Source: Blackwell Publishing Journal Backfiles 1879-2005

Topics: Medicine

Notes: Background Remodelling of the asthmatic airway includes increased deposition of proteoglycan (PG) molecules. One of the stimuli driving airway remodelling may be excessive mechanical stimulation.Objective We hypothesized that fibroblasts from asthmatic patients would respond to excessive mechanical strain with up-regulation of message for PGs.Methods We obtained fibroblasts from asthmatic patients (AF) and normal volunteers (NF) using endobronchial biopsy. Cells were maintained in culture until the fifth passage and then grown on a flexible collagen-coated membrane. Using the Flexercell device, cells were then subjected to cyclic stretch at 30% amplitude at 1 Hz for 24 h. Control cells were unstrained.
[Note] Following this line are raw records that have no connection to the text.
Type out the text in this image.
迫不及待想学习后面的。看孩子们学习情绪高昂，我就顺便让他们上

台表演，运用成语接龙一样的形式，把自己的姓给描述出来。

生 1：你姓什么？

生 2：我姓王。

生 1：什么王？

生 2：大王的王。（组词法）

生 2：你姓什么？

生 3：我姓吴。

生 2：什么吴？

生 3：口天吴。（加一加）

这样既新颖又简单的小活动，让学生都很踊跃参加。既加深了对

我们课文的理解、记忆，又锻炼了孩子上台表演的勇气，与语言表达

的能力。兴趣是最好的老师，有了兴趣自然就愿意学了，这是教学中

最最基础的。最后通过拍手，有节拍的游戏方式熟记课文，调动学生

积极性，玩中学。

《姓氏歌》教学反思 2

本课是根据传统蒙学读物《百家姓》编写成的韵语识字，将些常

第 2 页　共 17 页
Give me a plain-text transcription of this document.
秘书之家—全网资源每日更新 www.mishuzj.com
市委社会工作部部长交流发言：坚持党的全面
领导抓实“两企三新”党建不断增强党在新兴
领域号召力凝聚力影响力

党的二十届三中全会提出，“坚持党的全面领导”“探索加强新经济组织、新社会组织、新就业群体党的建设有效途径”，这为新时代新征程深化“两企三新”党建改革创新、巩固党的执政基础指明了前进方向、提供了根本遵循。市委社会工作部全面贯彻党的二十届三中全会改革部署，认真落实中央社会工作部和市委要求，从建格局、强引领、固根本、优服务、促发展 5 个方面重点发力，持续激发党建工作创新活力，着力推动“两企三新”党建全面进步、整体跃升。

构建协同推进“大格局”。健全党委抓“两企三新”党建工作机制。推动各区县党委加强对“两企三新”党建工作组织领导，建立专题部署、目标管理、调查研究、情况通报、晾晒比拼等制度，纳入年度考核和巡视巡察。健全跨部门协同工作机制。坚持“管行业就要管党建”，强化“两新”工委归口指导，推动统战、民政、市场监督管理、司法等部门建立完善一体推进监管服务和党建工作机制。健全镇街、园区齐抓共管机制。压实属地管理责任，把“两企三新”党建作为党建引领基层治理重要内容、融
Total RNA was extracted from the cell layer and quantitative RT-PCR performed for decorin, lumican and versican mRNA.Results In unstrained cells, the expression of decorin mRNA was greater in AF than NF. With strain, NF showed increased expression of versican mRNA and AF showed increased expression of versican and decorin mRNA. The relative increase in versican mRNA expression with strain was greater in AF than NF.Conclusions These data support the hypothesis that proteoglycan message is increased in asthmatic fibroblasts subject to mechanical strain. This finding has implications for the mechanisms governing airway wall remodelling in asthma.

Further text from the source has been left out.